Me di cuenta hace un par de fines de semana. No porque estuviera particularmente atenta, sino porque por fin bajé el ritmo.
Estaba en casa, sin apuros, abriendo las ventanas para dejar que entrara algo más que el sol, cuando lo escuché: un gallo. Cantando. A las 11:20 de la mañana.
Quiero destacar que en los meses que hace calor es normal escuchar a los gallos del patio vecino tempranito por la mañana, por eso, al día siguiente: Pensé que había calculado mal la hora. Pero, volvió a hacerlo, hasta me causó risa. Mismo canto. Misma hora. Una rutina insólita, como quien se rebela discretamente, sin que nadie lo note.
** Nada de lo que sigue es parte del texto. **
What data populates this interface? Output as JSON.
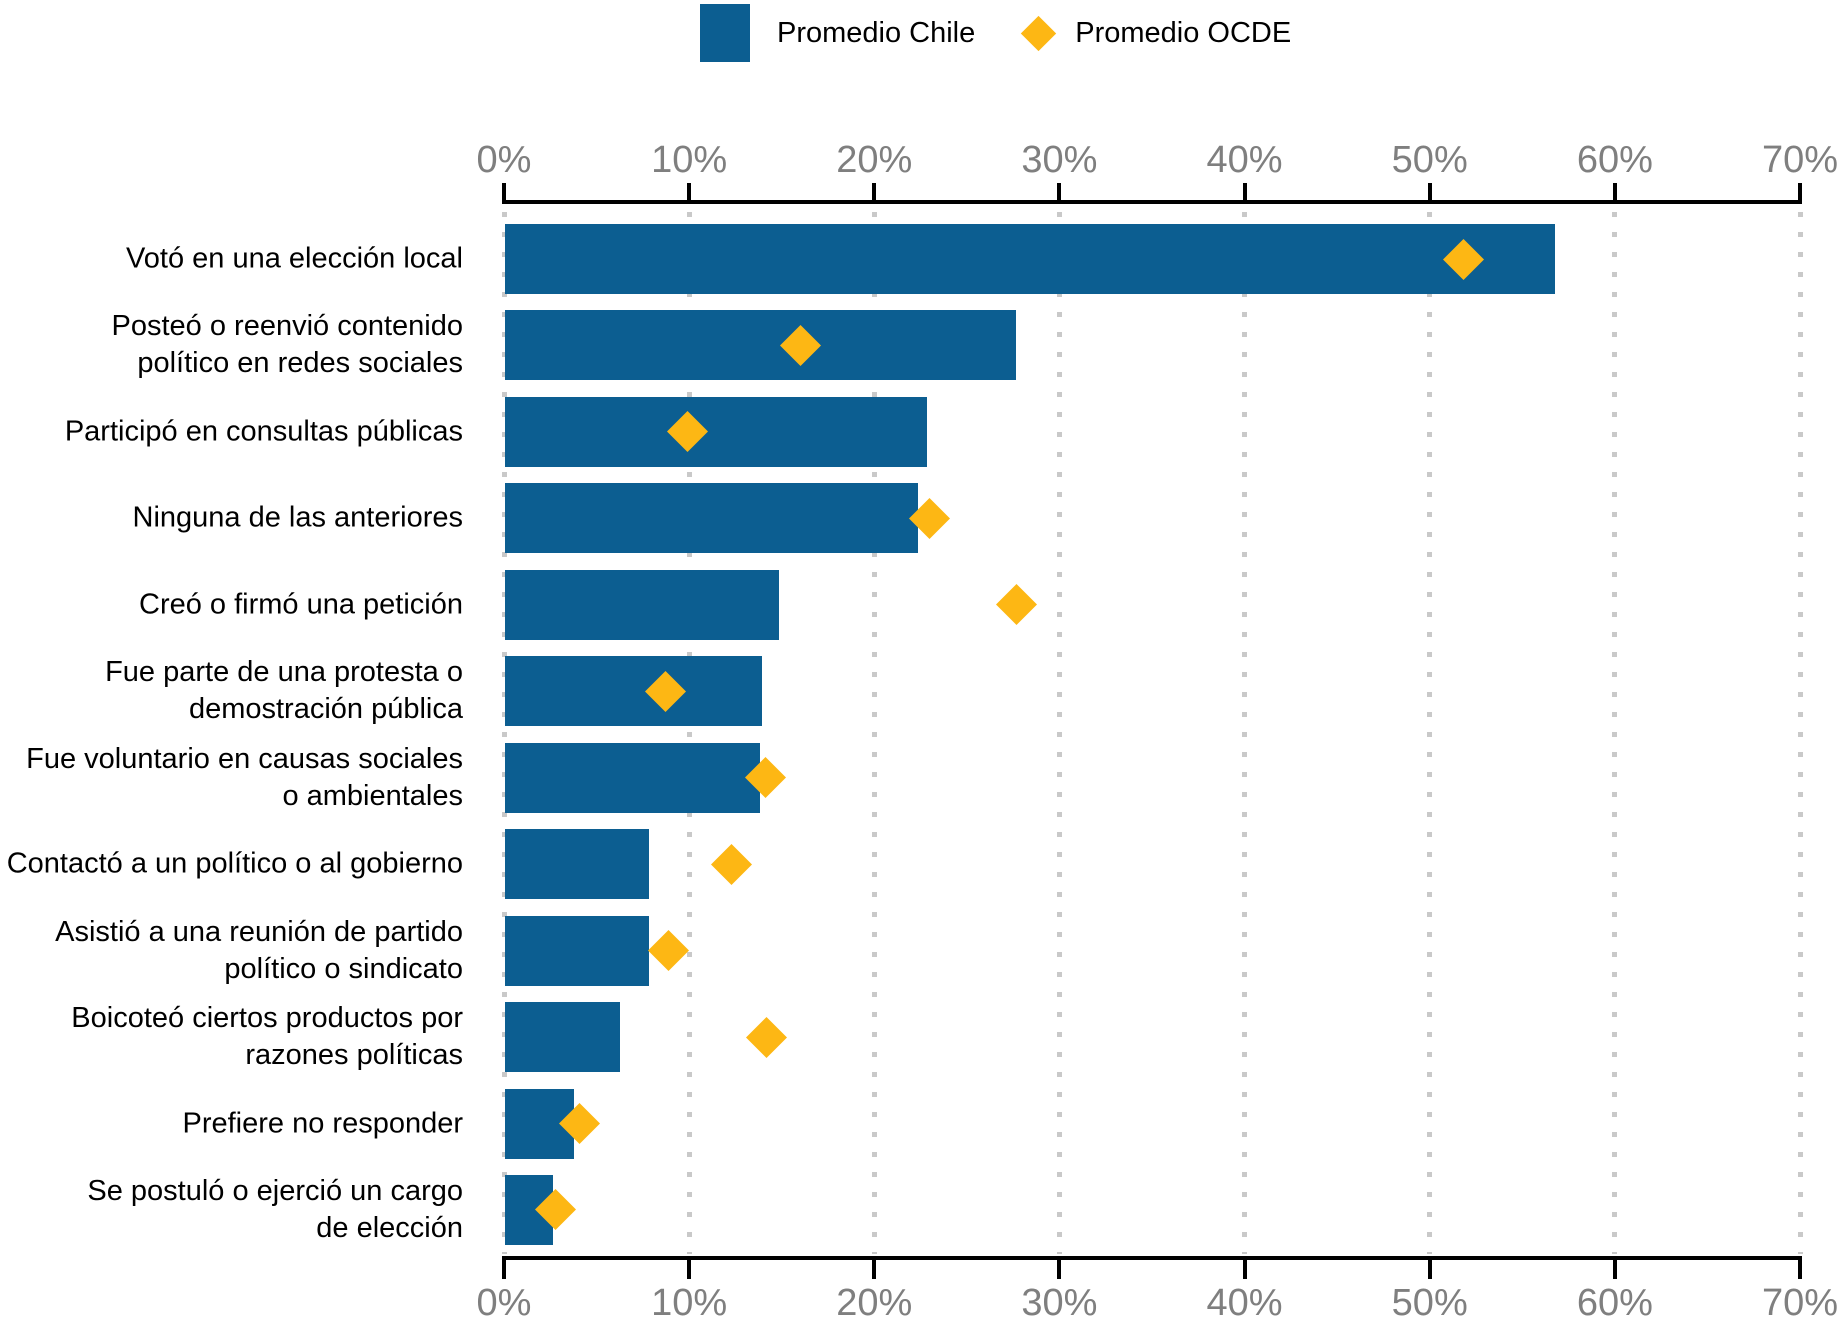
{
  "colors": {
    "bar_blue": "#0C5E91",
    "marker_yellow": "#FDB714",
    "grid_gray": "#C9C9C9",
    "axis_label_gray": "#7F7F7F",
    "axis_line_black": "#000000"
  },
  "legend": {
    "items": [
      {
        "label": "Promedio Chile",
        "marker": "blue-square"
      },
      {
        "label": "Promedio OCDE",
        "marker": "yellow-diamond"
      }
    ],
    "position": "top-center"
  },
  "chart_data": {
    "type": "bar",
    "orientation": "horizontal",
    "title": "",
    "xlabel": "",
    "ylabel": "",
    "x_axis": {
      "min": 0,
      "max": 70,
      "tick_step": 10,
      "ticks": [
        0,
        10,
        20,
        30,
        40,
        50,
        60,
        70
      ],
      "tick_labels": [
        "0%",
        "10%",
        "20%",
        "30%",
        "40%",
        "50%",
        "60%",
        "70%"
      ],
      "unit": "percent",
      "axis_position": "top and bottom",
      "grid": "dotted vertical gridlines at each tick"
    },
    "categories": [
      "Votó en una elección local",
      "Posteó o reenvió contenido\npolítico en redes sociales",
      "Participó en consultas públicas",
      "Ninguna de las anteriores",
      "Creó o firmó una petición",
      "Fue parte de una protesta o\ndemostración pública",
      "Fue voluntario en causas sociales\no ambientales",
      "Contactó a un político o al gobierno",
      "Asistió a una reunión de partido\npolítico o sindicato",
      "Boicoteó ciertos productos por\nrazones políticas",
      "Prefiere no responder",
      "Se postuló o ejerció un cargo\nde elección"
    ],
    "series": [
      {
        "name": "Promedio Chile",
        "render": "bar",
        "color": "#0C5E91",
        "values": [
          56.7,
          27.6,
          22.8,
          22.3,
          14.8,
          13.9,
          13.8,
          7.8,
          7.8,
          6.2,
          3.7,
          2.6
        ]
      },
      {
        "name": "Promedio OCDE",
        "render": "scatter",
        "marker": "diamond",
        "color": "#FDB714",
        "values": [
          51.8,
          16.0,
          9.9,
          23.0,
          27.7,
          8.7,
          14.1,
          12.3,
          8.9,
          14.2,
          4.1,
          2.8
        ]
      }
    ],
    "legend_position": "top center"
  }
}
Y desde entonces lo espero. No como quien espera que lo saluden, sino como quien se topa con un recordatorio tierno de que las cosas no siempre tienen que suceder cuando se supone que deben suceder.
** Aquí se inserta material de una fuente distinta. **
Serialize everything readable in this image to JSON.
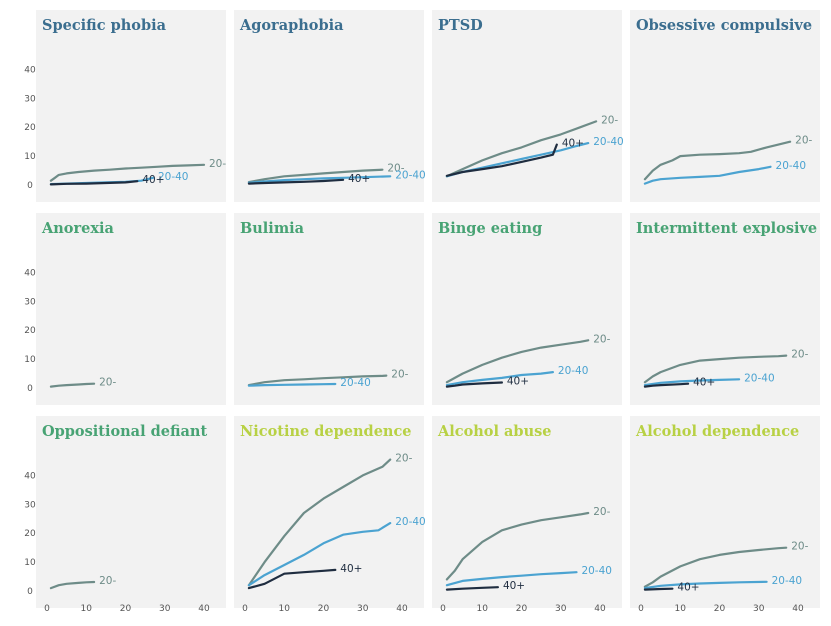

Porque si algo he aprendido es eso: que hay procesos que toman su tiempo, y hay personas que florecen en otros calendarios.
En un mundo que nos premia por llegar rápido, responder pronto, avanzar sin pausa, detenerse se convierte en un acto de resistencia. De dignidad. Y a veces también, de sanación. Pensé en todas las veces que me he juzgado por no avanzar “como debería”. Por no llegar a tiempo. Por no ser la versión brillante que otros esperaban, o que incluso sólo yo creo que otras personas esperan. Pero como escribió Clarissa Pinkola Estés: “Lo que se necesita para domesticar a la mujer salvaje no es controlarla, sino dejar que florezca en su propia estación”. Y no hay estación más perfecta que la que una misma decide habitar.
Durante mucho tiempo, pensé que llegar tarde a ciertos lugares era sinónimo de fallo: no ser lo que se esperaba, no estar donde había que estar, no cumplir con los plazos sociales, familiares, internos. Lo que nadie me dijo —al menos no con palabras— es que hay decisiones que se maduran como frutas tercas. Que a veces no te cambia la vida una gran noticia, sino una voz inesperada en la hora equivocada.
El canto de ese gallo me trajo a la mente los espacios en los que trabajo ahora. Donde lo urgente siempre intenta comerse lo importante. Donde incluso lo que amamos puede doler si no dejamos un espacio para lo que simplemente es.
Y sin embargo, ahí estoy. Como muchas. Intentando escuchar. Hacer lugar. Aguantar las dudas, los cambios, el ruido de los demás y el mío. A veces queriendo correr y otras, sabiendo que es mejor quedarse y observar.
El gallo que no canta al amanecer.
No cumple su parte del guión.
Y aun así, canta.
Y su canto no es menos válido, no es menos gallo.
Tal vez eso somos también algunas personas: versiones aplazadas, pero no erradas. Ritmos otros. Caminos que no encajan en los mapas, pero que igual llegan. Si, eso, somos camino.
Y no es que una deje de sentir que va tarde. Es que un día, sin querer, te detienes a escuchar… y entiendes que hay belleza incluso en no llegar a tiempo.